The year 1914 was a memorable year, not because it was the year of my birth, but because it was the year the "war to end all wars" was begun. Too young to recall the hardships of a people at war, I have, nevertheless, memories of the disciplines, sacrifices, and deep feelings of patriotism that resulted from a wartime environment. There is only one emotion that comes to mind that was directly related to the war: the anxiety of the possibility my father would be drafted. As the war ground on, the draft age escalated until my father, then age forty, was eligible to serve in the army. No one ever discussed with me the likelihood that he would become a soldier, but somehow I knew, and fear permeated my deepest feelings at age four. Relief came with the announcement in November, 1918, that the war was over. Dad and Mother were jubilant, and no one ever knew of my concern.
We lived on a farm seven miles west of Muskogee, Oklahoma. The war years taught everyone to conserve and to "make do." Our home continued to be a center of activity for teaching rural housewives how to use well whatever was available. String was an important item, and as I reached school age, one of my responsibilities was to wrap all used string into a ball.
School was one and one-half miles away, reached by walking US Route 62. Children took seriously the search for tinfoil along the road, much of it from discarded wrappers of chewing gum. Like the string, it was made into balls that were given to our parents when they reached the size of tennis balls. I have no idea what it was used for.
School was an exciting experience. Students varied in age from six to an occasional sixteen in grades one through eight, all in the same room. Beginners were not known as kindergartners, but were said to be "studying the chart." The chart was similar to newsprint on an easel with the lessons printed in large bold type. The first page was the "At Family." The challenge was to make words by placing a letter in front of "at" as in bat and cat, etc. I don’t recall when I learned the alphabet, but it was probably before I started to school, but I recall the thrill of realizing words could be built by using different combinations of letters.
School began at 9 A.M. and closed at 4 P.M. Weather permitting, we were not allowed in until the teacher rang a melodious brass bell to signal us to stop talking and to line up in front of the school steps...boys on the left, girls on the right. On command, the girls marched in first, followed by the boys.
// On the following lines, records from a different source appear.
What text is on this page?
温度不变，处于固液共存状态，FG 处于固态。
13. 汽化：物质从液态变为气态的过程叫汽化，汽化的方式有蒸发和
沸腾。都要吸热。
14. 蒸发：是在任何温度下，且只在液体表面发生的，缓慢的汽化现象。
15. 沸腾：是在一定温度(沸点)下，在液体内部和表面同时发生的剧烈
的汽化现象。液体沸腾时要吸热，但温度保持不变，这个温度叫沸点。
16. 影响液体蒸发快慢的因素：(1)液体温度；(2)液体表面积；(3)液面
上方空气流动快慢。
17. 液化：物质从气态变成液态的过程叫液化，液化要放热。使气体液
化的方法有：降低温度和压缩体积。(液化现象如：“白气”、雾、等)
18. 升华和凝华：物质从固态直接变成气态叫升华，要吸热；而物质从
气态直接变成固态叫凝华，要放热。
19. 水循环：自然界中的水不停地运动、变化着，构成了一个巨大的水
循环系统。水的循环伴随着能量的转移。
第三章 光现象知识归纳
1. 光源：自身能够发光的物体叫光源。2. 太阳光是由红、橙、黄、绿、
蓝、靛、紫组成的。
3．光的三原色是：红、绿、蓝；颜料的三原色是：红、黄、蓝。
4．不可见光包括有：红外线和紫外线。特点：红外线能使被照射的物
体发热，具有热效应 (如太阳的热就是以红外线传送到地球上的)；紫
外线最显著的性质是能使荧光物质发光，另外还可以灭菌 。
The girls marched to the "girls’ cloakroom" and the boys to the "boys’ cloakroom," which were nothing more than partially enclosed areas with hooks upon which coats or jackets could be hung.
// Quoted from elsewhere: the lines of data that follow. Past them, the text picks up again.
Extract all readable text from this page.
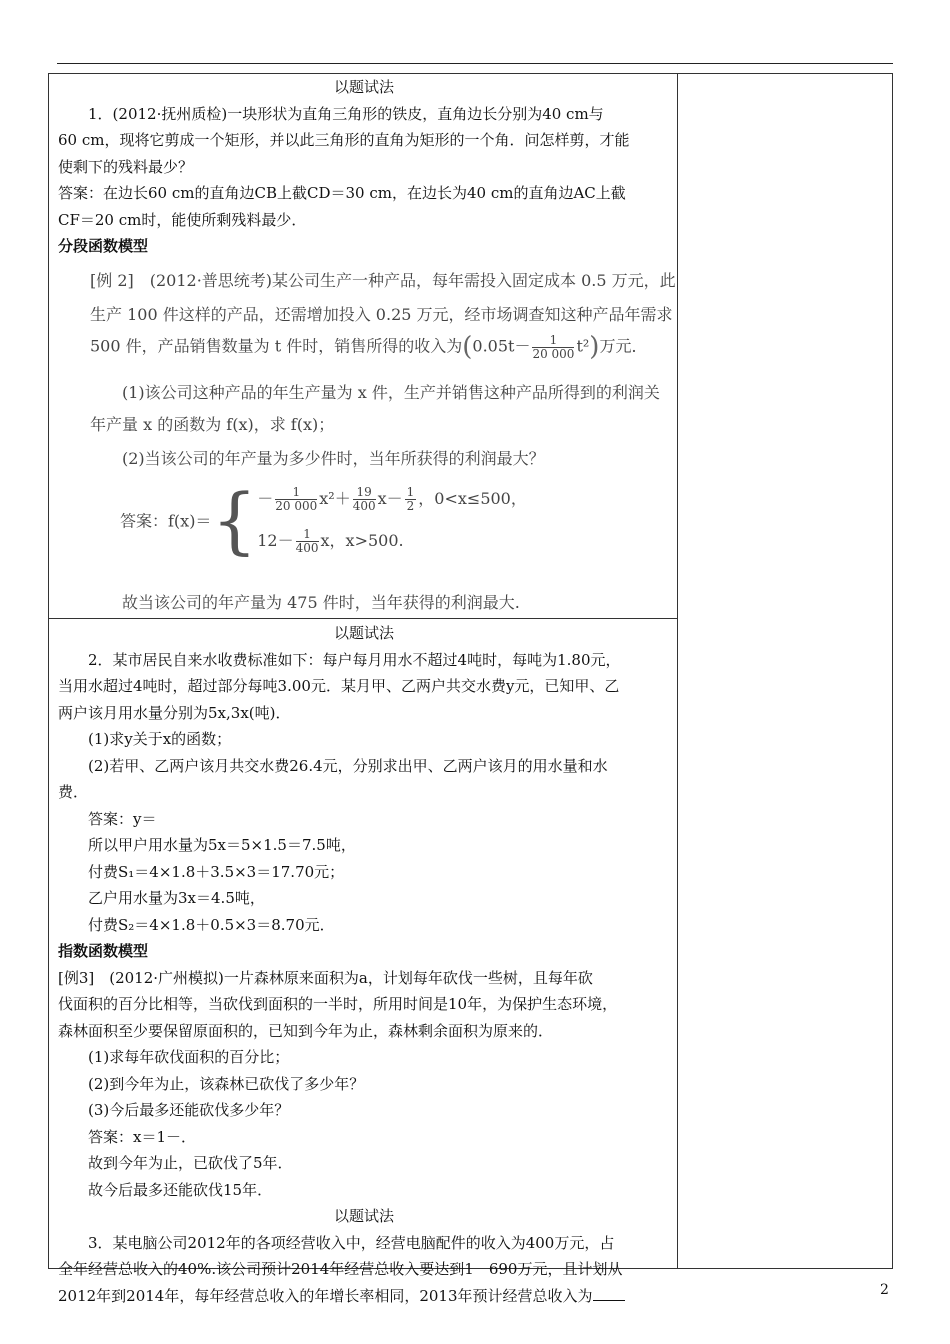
以题试法

1．(2012·抚州质检)一块形状为直角三角形的铁皮，直角边长分别为40 cm与

60 cm，现将它剪成一个矩形，并以此三角形的直角为矩形的一个角．问怎样剪，才能

使剩下的残料最少？

答案：在边长60 cm的直角边CB上截CD＝30 cm，在边长为40 cm的直角边AC上截

CF＝20 cm时，能使所剩残料最少．

分段函数模型

[例 2]　(2012·普思统考)某公司生产一种产品，每年需投入固定成本 0.5 万元，此

生产 100 件这样的产品，还需增加投入 0.25 万元，经市场调查知这种产品年需求

500 件，产品销售数量为 t 件时，销售所得的收入为$(0.05t- \frac{1}{20 000} t^2)$万元．

(1)该公司这种产品的年生产量为 x 件，生产并销售这种产品所得到的利润关

年产量 x 的函数为 f(x)，求 f(x)；

(2)当该公司的年产量为多少件时，当年所获得的利润最大？

答案：$f(x)=\{ - \frac{1}{20 000} x^2+ \frac{19}{400} x- \frac{1}{2}$ ，0<x≤500，
$12- \frac{1}{400}$ x，x>500.

故当该公司的年产量为 475 件时，当年获得的利润最大.

以题试法

2．某市居民自来水收费标准如下：每户每月用水不超过4吨时，每吨为1.80元，

当用水超过4吨时，超过部分每吨3.00元．某月甲、乙两户共交水费y元，已知甲、乙

两户该月用水量分别为5x,3x(吨)．

(1)求y关于x的函数；

(2)若甲、乙两户该月共交水费26.4元，分别求出甲、乙两户该月的用水量和水

费．

答案：y＝

所以甲户用水量为5x＝5×1.5＝7.5吨，

付费S₁＝4×1.8＋3.5×3＝17.70元；

乙户用水量为3x＝4.5吨，

付费S₂＝4×1.8＋0.5×3＝8.70元．

指数函数模型

[例3]　(2012·广州模拟)一片森林原来面积为a，计划每年砍伐一些树，且每年砍

伐面积的百分比相等，当砍伐到面积的一半时，所用时间是10年，为保护生态环境，

森林面积至少要保留原面积的，已知到今年为止，森林剩余面积为原来的．

(1)求每年砍伐面积的百分比；

(2)到今年为止，该森林已砍伐了多少年？

(3)今后最多还能砍伐多少年？

答案：x＝1－．

故到今年为止，已砍伐了5年．

故今后最多还能砍伐15年．

以题试法

3．某电脑公司2012年的各项经营收入中，经营电脑配件的收入为400万元，占

全年经营总收入的40%.该公司预计2014年经营总收入要达到1　690万元，且计划从

2012年到2014年，每年经营总收入的年增长率相同，2013年预计经营总收入为	2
School usually began near the first of September and ended on Memorial Day, May 3lst, but there was a two-week period in the fall that the school closed to allow many of the children to help pick cotton. The blackboards, made of slate, covered most of two walls. A fingernail drawn across one would send shivers up and down the spine. To "dust the erasers" was a privilege granted daily to the two most exemplary students of the day.